Jason:  Jason had a very difficult and acrimonious divorce with his wife after 30 years of marriage.  Despite the divorce, Jason had a desire to have some type of friendship with his wife, though she declined to accept any of his invitations to get together.  Unbeknownst to Jason, his ex-wife became ill with cancer and he didn’t find out she had died until almost a year later.  In therapy we talked about the idea of him creating a second funeral for her where he would invite some of his friends.  They went to the cemetery on the second anniversary of her death. Jason shared memories of his ex-wife, said a prayer, and invited friends to speak.  While he experienced some sadness in subsequent years on the anniversary of her death, the ritual he created provided some closure for him.

Anniversary of an Illness

I had a similar kind of experience every August for about 10 years.  When I was 25 years old, I found myself in the hospital for three weeks as the result of an unexpected but life-threatening illness.  My parents and older brother came from several states away as there was some concern about my recovery.

Luckily, I was able to return home, though I had residual effects for approximately six months.  I continue to remember that experience despite it being 30 years ago.  For those first 10 years, each August I noticed I was a little more agitated and anxious.  It’s only now that I’m able to see that those feelings coincided with my hospitalization and subsequent recovery period.

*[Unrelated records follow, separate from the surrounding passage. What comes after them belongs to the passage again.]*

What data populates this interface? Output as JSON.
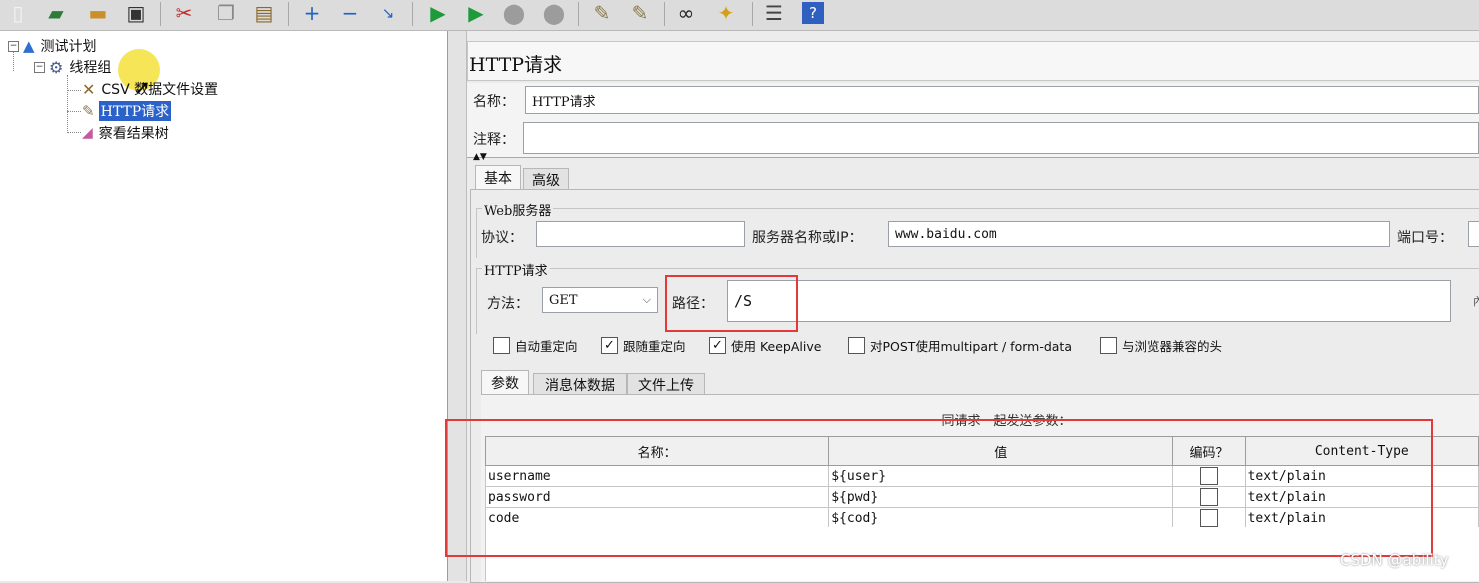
{
  "toolbar": {
    "icons": [
      "new-icon",
      "templates-icon",
      "open-icon",
      "save-icon",
      "cut-icon",
      "copy-icon",
      "paste-icon",
      "expand-icon",
      "collapse-icon",
      "toggle-icon",
      "start-icon",
      "start-no-pause-icon",
      "stop-icon",
      "shutdown-icon",
      "clear-icon",
      "clear-all-icon",
      "search-icon",
      "reset-search-icon",
      "function-helper-icon",
      "help-icon"
    ]
  },
  "tree": {
    "root": "测试计划",
    "thread_group": "线程组",
    "csv": "CSV 数据文件设置",
    "http": "HTTP请求",
    "results": "察看结果树"
  },
  "panel": {
    "title": "HTTP请求",
    "name_label": "名称：",
    "name_value": "HTTP请求",
    "comment_label": "注释：",
    "comment_value": ""
  },
  "tabs": {
    "basic": "基本",
    "advanced": "高级"
  },
  "web_server": {
    "group_title": "Web服务器",
    "protocol_label": "协议：",
    "protocol_value": "",
    "server_label": "服务器名称或IP：",
    "server_value": "www.baidu.com",
    "port_label": "端口号："
  },
  "http_request": {
    "group_title": "HTTP请求",
    "method_label": "方法：",
    "method_value": "GET",
    "path_label": "路径：",
    "path_value": "/S"
  },
  "options": [
    {
      "label": "自动重定向",
      "checked": false
    },
    {
      "label": "跟随重定向",
      "checked": true
    },
    {
      "label": "使用 KeepAlive",
      "checked": true
    },
    {
      "label": "对POST使用multipart / form-data",
      "checked": false
    },
    {
      "label": "与浏览器兼容的头",
      "checked": false
    }
  ],
  "sub_tabs": {
    "params": "参数",
    "body": "消息体数据",
    "files": "文件上传"
  },
  "params": {
    "caption": "同请求一起发送参数：",
    "headers": [
      "名称：",
      "值",
      "编码？",
      "Content-Type"
    ],
    "rows": [
      {
        "name": "username",
        "value": "${user}",
        "encode": false,
        "content_type": "text/plain"
      },
      {
        "name": "password",
        "value": "${pwd}",
        "encode": false,
        "content_type": "text/plain"
      },
      {
        "name": "code",
        "value": "${cod}",
        "encode": false,
        "content_type": "text/plain"
      }
    ]
  },
  "watermark": "CSDN @ability",
  "colors": {
    "selection": "#2a62c9",
    "annotation_box": "#e23a3a"
  }
}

Rituals and Unhappy Anniversaries

We like to think of anniversaries as happy occasions.  We typically remember these and  even have celebrations to acknowledge them; our happy wedding anniversaries; birthdays, and length of time at a job to name just a few. We have parties, invite others to help us celebrate, and acknowledge these happy occasions with a ritual.

Anniversaries that have some type of pain or loss attached to them are more complicated.  Some of us remember them and try to actively avoid any kind of acknowledgment.  Despite trying not to remember them, or perhaps even forgetting them after a long period of time, we find ourselves having unexpected reactions at certain times of the year.  We feel inexplicably sad, on edge, tired, or even angry.

There is, of course, no right way to acknowledge an anniversary reaction that has pain or sadness attached to it.  It’s possible though, that creating some type of ritual, akin to those we have for anniversary celebrations, helps acknowledge an unhappy anniversary and thereby lessens inexplicable emotional reactions.

Such anniversaries might be acknowledged by lighting a candle, returning to a specific location attached to the person or experience, saying a prayer, looking at pictures, creating a garden, or any explicit action that has, as part of its purpose, the idea of both acknowledging and creating some kind of container for feelings of sorrow.  In the Jewish tradition, for example, on the anniversary of a loved one’s death, we light a Yahrzeit or memorial candle which burns for 24 hours.

When we have rituals for happy occasions but none for those that are unhappy or sad, in some way we may be attaching more meaning to happy memories.  Or, we may somehow be telling ourselves that we should not be thinking about times in our lives when we experienced pain and, in so doing, we relegate the pain to a place where it can only be expressed in unconscious ways.

Of course not every unexplained feeling is attached to an anniversary, but I’ve learned to be aware of times that my clients have a period of strong emotion that we can’t attach to anything in the present.  It may be due to something we have yet to uncover, but I’ve also found that when I ask questions, sometimes we find that strong feelings in the present are attached to an anniversary from the past that has punctured the present moment.

Even as I write, I find that I have some hesitation in calling some anniversaries happy and others unhappy.  We all have experiences that in some way influence our lives more than others.  Finding a way to acknowledge them and to celebrate their meaning might allow us to accept them without judgment.

Ritual is necessary for us to know anything.